Paul opines that Soria "doesn't like to waste time" and that the Tigers are also looking to move quickly, so a decision could come as early as this week. With interest in both Soria and O'Day peaking, the Tigers may be forced to choose between the two. I would not be upset -- nor surprised -- if the team landed both.
The Tigers will need the extra bullpen help going forward after a puzzling move on Monday. Reliever Guido Knudson was claimed on waivers by the Pittsburgh Pirates, who have made a habit of getting the very best out of their pitchers under the watchful eye of pitching coach Ray Searage. Knudson isn't the typical Pirates reclamation project, but was very unimpressive in his major league debut last season.

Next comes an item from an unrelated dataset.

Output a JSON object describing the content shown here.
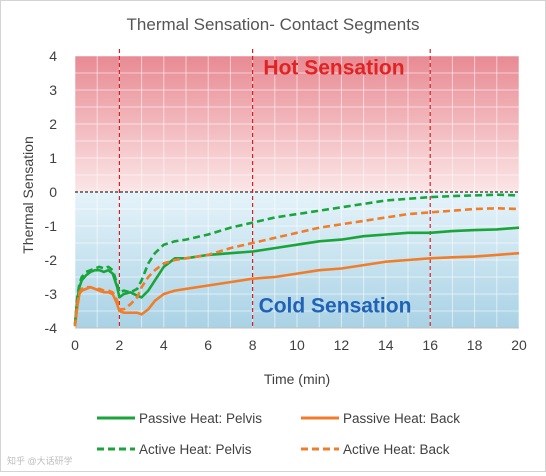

It's unclear why the Tigers tried to waive Knudson with five spots already open on their 40-man roster (Knudson's departure makes six), but he nearly made it through the gauntlet. The Pirates are second-to-last on the priority list for American League players, with only the St. Louis Cardinals behind them. The Tigers have several players they need to add to the 40-man roster prior to the Rule 5 draft, but the timing of Knudson's departure seems odd.
The Tigers continued to beef up their analytics department on Monday, hiring former Toronto Blue Jays assistant general manager and Apple executive Jay Sartori. Former Blue Jays general manager Alex Anthopolous, who was known for his use of statistical analysis within their system, hired Sartori away from the Washington Nationals in late 2010. Sartori spent three years with the team, but departed after the 2013 season to work for Apple.
Sartori will serve as the Tigers' senior director of baseball operations and analytics, along with current director of baseball operations Sam Menzin. I'm not sure what the exact hierarchy is within the Tigers' analytics department, but the less-than-enthusiastic reaction from Blue Jays fans across the internet tells me that this was a good hire for the Tigers.
Seriously, now would be a good time to get Jay Sartori working for the Blue Jays again.— Gideon Turk (@GideonTurk) October 29, 2015
Elsewhere in the division, the Cleveland Indians will be without outfielder Michael Brantley for the foreseeable future. Brantley underwent arthroscopic surgery on his right (non-throwing) shoulder. Brantley is expected to be out of commission for five to six months, making his return for Opening Day questionable. He has hit .319/.382/.494 over his past two seasons, which includes roughly 12,000 hits against the Tigers alone. Detroit and Cleveland play a pair of series against one another in the first month of the 2016 season, but we're a long way away from determining whether he will be at all limited for those games.